(fot. GORNIK.LECZNA.PL/FACEBOOK)
Rozmowa z Pawłem Baranowskim, obrońcą Górnika Łęczna
Paweł Baranowski otworzył wynik meczu z Widzewem Łódź. Wydawało się, że macie wszystko w swoich rękach, ale w dalszej fazie pierwszej połowy meczu rywale was zdominowali. Co się stało?
– Po strzelonym przez nas golu to Widzew przejął inicjatywę i zaczął dłużej utrzymywać się przy piłce. Do tego strzelił dwie bramki po naszych błędach i musimy to uczciwie przyznać. W drugiej połowie moim zdaniem to my byliśmy drużyną, która dominowała. Stworzyliśmy sobie kilka dobrych okazji, ale piłka nie chciała po raz drugi wpaść do bramki przeciwnika.
Czemu się tak cofnęliście po objęciu prowadzenia?
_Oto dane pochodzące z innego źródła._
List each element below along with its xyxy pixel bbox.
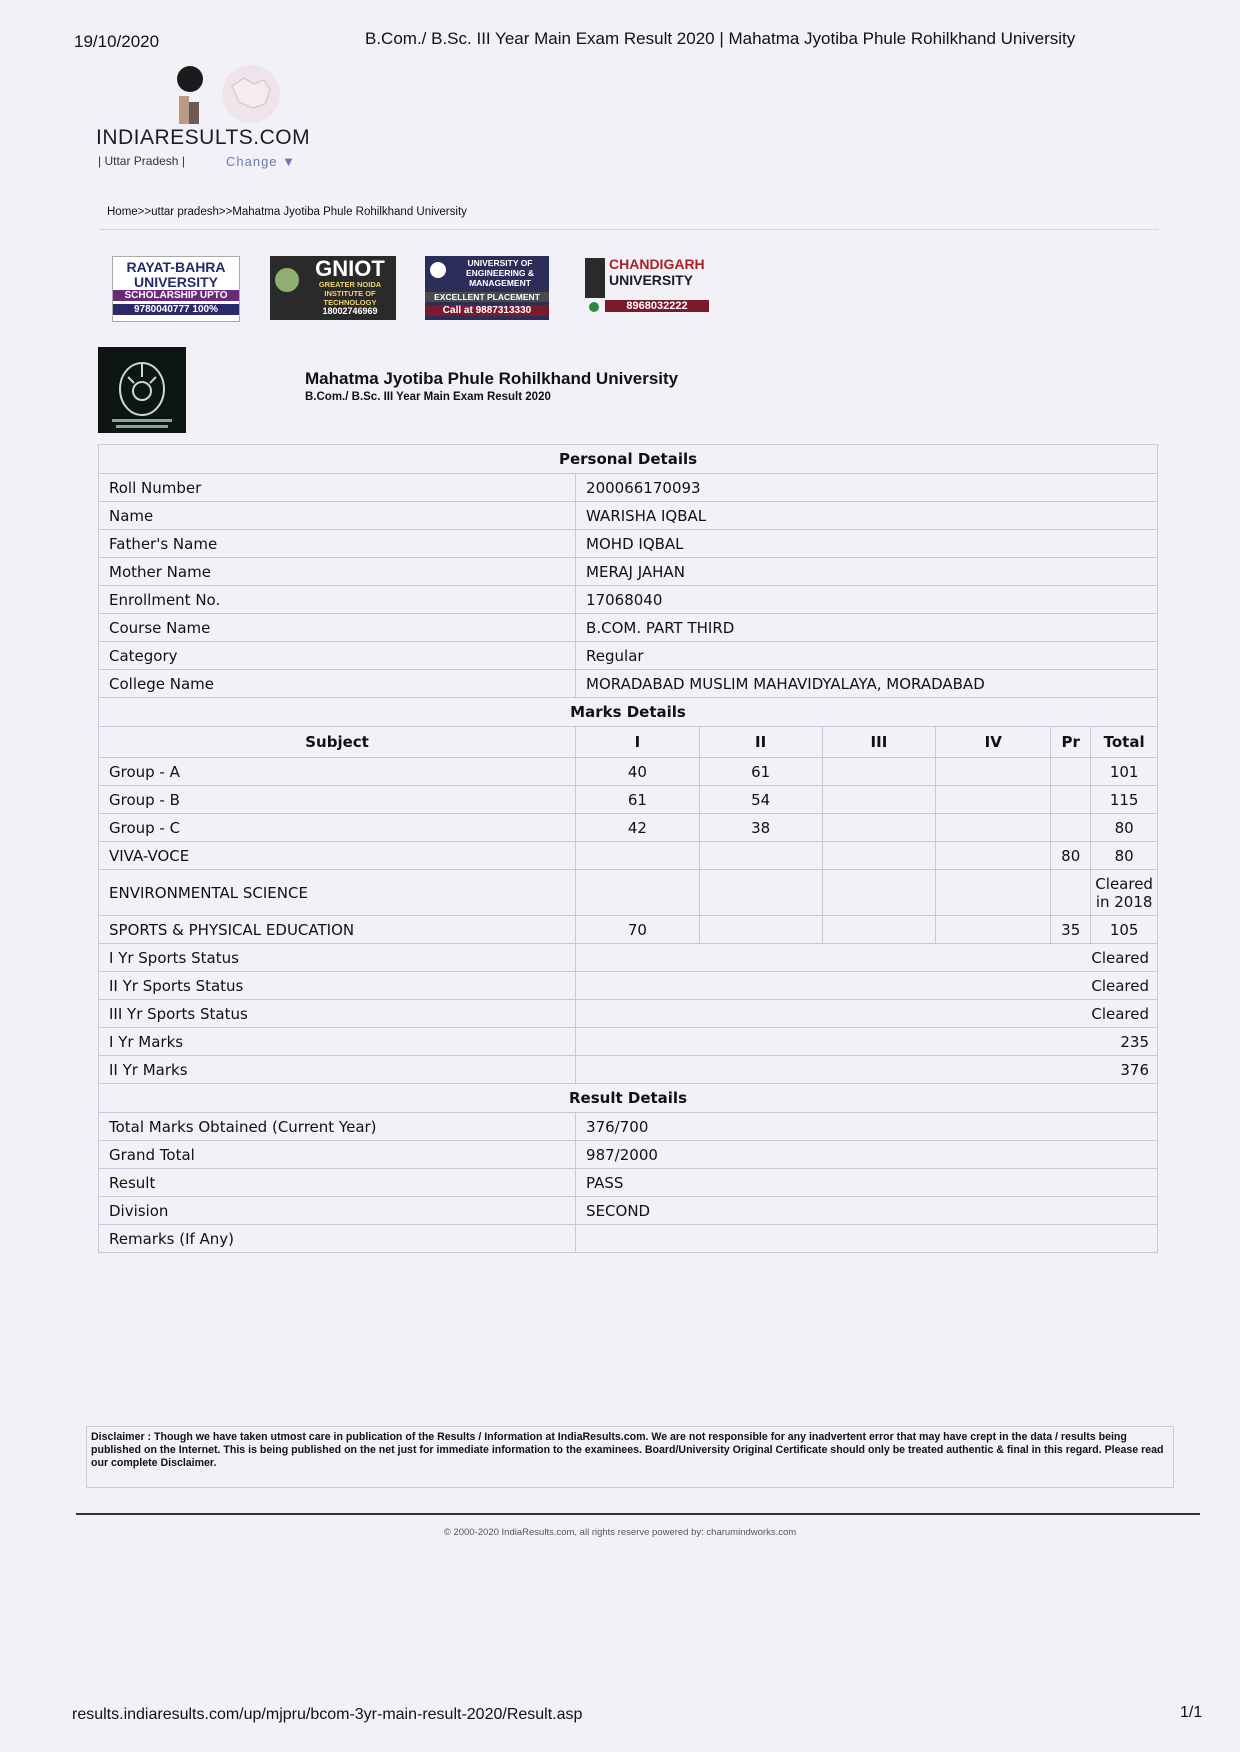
- print-page-number: 1/1: [1180, 1704, 1203, 1721]
- marks-cell-i: 42: [576, 814, 700, 842]
- status-label: III Yr Sports Status: [99, 1000, 576, 1028]
- marks-cell-ii: 38: [699, 814, 822, 842]
- marks-cell-iv: [936, 870, 1051, 916]
- status-label: II Yr Marks: [99, 1056, 576, 1084]
- copyright: © 2000-2020 IndiaResults.com, all rights reserve powered by: charumindworks.com: [443, 1527, 797, 1538]
- uem-emblem-icon: [430, 262, 446, 278]
- footer-divider: [76, 1513, 1200, 1515]
- personal-value: MERAJ JAHAN: [576, 558, 1158, 586]
- ad-line: 18002746969: [322, 306, 378, 316]
- personal-label: Category: [99, 642, 576, 670]
- total-line: Cleared: [1095, 874, 1153, 893]
- personal-row: [99, 558, 1158, 586]
- result-row: [99, 1225, 1158, 1253]
- personal-label: Name: [99, 502, 576, 530]
- disclaimer-box: [86, 1426, 1174, 1488]
- subject-name: Group - C: [99, 814, 576, 842]
- ad-line: 9780040777 100%: [113, 304, 239, 315]
- ad-line: Call at 9887313330: [425, 305, 549, 316]
- phone-icon: [589, 302, 599, 312]
- result-row: [99, 1141, 1158, 1169]
- marks-details-heading: Marks Details: [99, 698, 1158, 727]
- print-title: B.Com./ B.Sc. III Year Main Exam Result 2020 | Mahatma Jyotiba Phule Rohilkhand University: [365, 29, 1076, 48]
- status-value: 235: [576, 1028, 1158, 1056]
- exam-title: B.Com./ B.Sc. III Year Main Exam Result 2020: [305, 391, 551, 403]
- personal-value: Regular: [576, 642, 1158, 670]
- ad-line: EXCELLENT PLACEMENT: [425, 292, 549, 302]
- ad-line: SCHOLARSHIP UPTO: [113, 290, 239, 301]
- status-value: Cleared: [576, 944, 1158, 972]
- site-logo[interactable]: [96, 62, 311, 174]
- university-name: Mahatma Jyotiba Phule Rohilkhand University: [305, 369, 679, 388]
- personal-value: B.COM. PART THIRD: [576, 614, 1158, 642]
- result-table-body: [99, 445, 1158, 1253]
- marks-cell-i: [576, 842, 700, 870]
- ad-line: UNIVERSITY: [133, 274, 218, 290]
- subject-name: ENVIRONMENTAL SCIENCE: [99, 870, 576, 916]
- status-row: [99, 1000, 1158, 1028]
- personal-value: WARISHA IQBAL: [576, 502, 1158, 530]
- personal-row: [99, 670, 1158, 698]
- status-row: [99, 1056, 1158, 1084]
- subject-name: VIVA-VOCE: [99, 842, 576, 870]
- ad-line: GREATER NOIDA INSTITUTE OF TECHNOLOGY: [318, 280, 382, 307]
- personal-label: Roll Number: [99, 474, 576, 502]
- total-cell: [1091, 870, 1158, 916]
- marks-cell-i: [576, 870, 700, 916]
- result-value: PASS: [576, 1169, 1158, 1197]
- marks-header-row: [99, 727, 1158, 758]
- university-seal: [98, 347, 186, 433]
- personal-value: MOHD IQBAL: [576, 530, 1158, 558]
- marks-row: [99, 916, 1158, 944]
- marks-cell-iv: [936, 758, 1051, 786]
- subject-name: Group - A: [99, 758, 576, 786]
- result-label: Total Marks Obtained (Current Year): [99, 1113, 576, 1141]
- total-cell: 101: [1091, 758, 1158, 786]
- total-cell: 105: [1091, 916, 1158, 944]
- marks-row: [99, 814, 1158, 842]
- university-seal-icon: [98, 347, 186, 433]
- result-details-heading: Result Details: [99, 1084, 1158, 1113]
- disclaimer-link[interactable]: Disclaimer.: [160, 1457, 217, 1469]
- ad-line: 8968032222: [605, 300, 709, 312]
- ad-banner-uem[interactable]: [425, 256, 549, 320]
- ad-line: GNIOT: [315, 256, 385, 281]
- marks-cell-i: 40: [576, 758, 700, 786]
- marks-cell-iv: [936, 814, 1051, 842]
- marks-row: [99, 870, 1158, 916]
- marks-cell-iii: [822, 758, 936, 786]
- ad-line: UNIVERSITY OF ENGINEERING & MANAGEMENT: [465, 258, 534, 288]
- status-row: [99, 1028, 1158, 1056]
- ad-banner-chandigarh[interactable]: [585, 256, 709, 320]
- marks-column-header: IV: [936, 727, 1051, 758]
- status-value: 376: [576, 1056, 1158, 1084]
- ad-line: UNIVERSITY: [609, 272, 694, 288]
- gniot-emblem-icon: [275, 268, 299, 292]
- subject-name: Group - B: [99, 786, 576, 814]
- total-cell: 115: [1091, 786, 1158, 814]
- personal-row: [99, 586, 1158, 614]
- personal-row: [99, 614, 1158, 642]
- marks-row: [99, 786, 1158, 814]
- marks-column-header: II: [699, 727, 822, 758]
- personal-row: [99, 642, 1158, 670]
- marks-cell-pr: [1051, 758, 1091, 786]
- marks-column-header: III: [822, 727, 936, 758]
- marks-cell-iii: [822, 916, 936, 944]
- marks-cell-pr: 35: [1051, 916, 1091, 944]
- personal-row: [99, 502, 1158, 530]
- status-row: [99, 972, 1158, 1000]
- personal-row: [99, 474, 1158, 502]
- breadcrumb[interactable]: Home>>uttar pradesh>>Mahatma Jyotiba Phule Rohilkhand University: [107, 206, 467, 218]
- change-state-link[interactable]: Change ▼: [226, 154, 297, 169]
- result-value: 376/700: [576, 1113, 1158, 1141]
- marks-cell-ii: 61: [699, 758, 822, 786]
- result-label: Remarks (If Any): [99, 1225, 576, 1253]
- result-label: Division: [99, 1197, 576, 1225]
- ad-banner-rayat-bahra[interactable]: [112, 256, 240, 322]
- marks-cell-i: 61: [576, 786, 700, 814]
- marks-cell-iv: [936, 786, 1051, 814]
- status-value: Cleared: [576, 1000, 1158, 1028]
- marks-cell-iii: [822, 870, 936, 916]
- total-line: in 2018: [1095, 892, 1153, 911]
- marks-column-header: I: [576, 727, 700, 758]
- ad-line: RAYAT-BAHRA: [126, 259, 226, 275]
- personal-label: Enrollment No.: [99, 586, 576, 614]
- result-value: [576, 1225, 1158, 1253]
- subject-name: SPORTS & PHYSICAL EDUCATION: [99, 916, 576, 944]
- personal-value: 200066170093: [576, 474, 1158, 502]
- marks-column-header: Total: [1091, 727, 1158, 758]
- marks-cell-i: 70: [576, 916, 700, 944]
- total-cell: 80: [1091, 814, 1158, 842]
- marks-cell-pr: 80: [1051, 842, 1091, 870]
- result-table: [98, 444, 1158, 1253]
- marks-cell-ii: [699, 842, 822, 870]
- ad-line: CHANDIGARH: [609, 256, 705, 272]
- marks-cell-iii: [822, 786, 936, 814]
- personal-label: College Name: [99, 670, 576, 698]
- marks-column-header: Pr: [1051, 727, 1091, 758]
- marks-cell-iv: [936, 842, 1051, 870]
- cu-emblem-icon: [585, 258, 605, 298]
- marks-cell-pr: [1051, 814, 1091, 842]
- result-value: 987/2000: [576, 1141, 1158, 1169]
- marks-cell-iii: [822, 814, 936, 842]
- total-cell: 80: [1091, 842, 1158, 870]
- result-row: [99, 1169, 1158, 1197]
- status-label: II Yr Sports Status: [99, 972, 576, 1000]
- status-label: I Yr Sports Status: [99, 944, 576, 972]
- personal-label: Mother Name: [99, 558, 576, 586]
- print-date: 19/10/2020: [74, 32, 160, 51]
- breadcrumb-divider: [100, 229, 1158, 230]
- marks-row: [99, 758, 1158, 786]
- marks-row: [99, 842, 1158, 870]
- status-value: Cleared: [576, 972, 1158, 1000]
- status-row: [99, 944, 1158, 972]
- marks-cell-pr: [1051, 870, 1091, 916]
- site-logo-text: INDIARESULTS.COM: [96, 126, 311, 149]
- personal-value: 17068040: [576, 586, 1158, 614]
- print-url: results.indiaresults.com/up/mjpru/bcom-3yr-main-result-2020/Result.asp: [72, 1706, 583, 1723]
- disclaimer-text: Disclaimer : Though we have taken utmost care in publication of the Results / Information at IndiaResults.com. We are not responsible for any inadvertent error that may have crept in the data / results being published on the Internet. This is being published on the net just for immediate information to the examinees. Board/University Original Certificate should only be treated authentic & final in this regard. Please read our complete: [91, 1431, 1164, 1469]
- personal-row: [99, 530, 1158, 558]
- personal-details-heading: Personal Details: [99, 445, 1158, 474]
- personal-label: Course Name: [99, 614, 576, 642]
- marks-cell-ii: [699, 916, 822, 944]
- status-label: I Yr Marks: [99, 1028, 576, 1056]
- marks-column-header: Subject: [99, 727, 576, 758]
- result-row: [99, 1113, 1158, 1141]
- marks-cell-pr: [1051, 786, 1091, 814]
- result-label: Result: [99, 1169, 576, 1197]
- result-label: Grand Total: [99, 1141, 576, 1169]
- marks-cell-iv: [936, 916, 1051, 944]
- personal-value: MORADABAD MUSLIM MAHAVIDYALAYA, MORADABAD: [576, 670, 1158, 698]
- indiaresults-logo-icon: [96, 62, 306, 126]
- marks-cell-ii: 54: [699, 786, 822, 814]
- marks-cell-ii: [699, 870, 822, 916]
- result-row: [99, 1197, 1158, 1225]
- marks-cell-iii: [822, 842, 936, 870]
- ad-banner-gniot[interactable]: [270, 256, 396, 320]
- personal-label: Father's Name: [99, 530, 576, 558]
- result-value: SECOND: [576, 1197, 1158, 1225]
- state-label: | Uttar Pradesh |: [98, 154, 185, 168]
– Ciężko jednoznacznie powiedzieć. Po strzelonej bramce na pewno nie chcieliśmy się cofnąć, żeby „dowieźć” jednobramkowe prowadzenie. Zakładaliśmy sobie żeby grać w średnim pressingu, ale momentami broniliśmy się za głęboko. Nie mogliśmy odebrać rywalom piłki, choć chcieliśmy atakować rywala mocniej.
Za wami dwa wiosenne mecze, oba bez punktów. Do tego niepokoić może wspomniana liczba błędów w defensywie. A co za tym idzie aż siedem straconych bramek wiosną.
– W Toruniu przeciwko Elanie popełnialiśmy kuriozalne błędy. Natomiast przeciwko Widzewowi chcieliśmy mocno wejść w spotkanie i starać się je kontrolować poprzez długie posiadanie piłki. Zakładaliśmy też, że jeśli rywale nam ją zabiorą to będziemy ich agresywnie atakować i starać się przechodzić do kontrataków. Po części nam się to udało. Łodzianie nie stworzyli sobie wielu sytuacji, ale wykorzystali nasze błędy.
Sporo jest w was sportowej złości przed szalenie ważnym meczem z GKS Katowice?
– To kolejny bezpośredni rywal w walce o awans. Mamy cały tydzień by przygotować się do tego spotkania i zagrać w Katowicach o pełną pulę. Pozbieramy się, bo nie z takich opresji wychodziliśmy. Patrząc przez pryzmat dwóch wiosennych meczów to druga połowa z Widzewem może napawać optymizmem. Znów byliśmy Górnikiem z jesieni, który atakował i chciał strzelać bramki. Czasami w piłce jest tak, że nie od razu to się udaje. Dlatego będziemy konsekwentnie kroczyć tą drogą i jesteśmy przekonani, że te bramki zaczną padać już niebawem.
GKS Katowice też jeszcze nie wygrał po wznowieniu rozgrywek. To będzie mecz zespołów mających sobie sporo do udowodnienia?
– Dokładnie. W pierwszej części sezonu zespoły z czołówki regularnie punktowały, teraz ta sytuacja wygląda nieco inaczej. Musimy przeanalizować to co mamy do poprawy i pojechać na Śląsk ze sportową złością.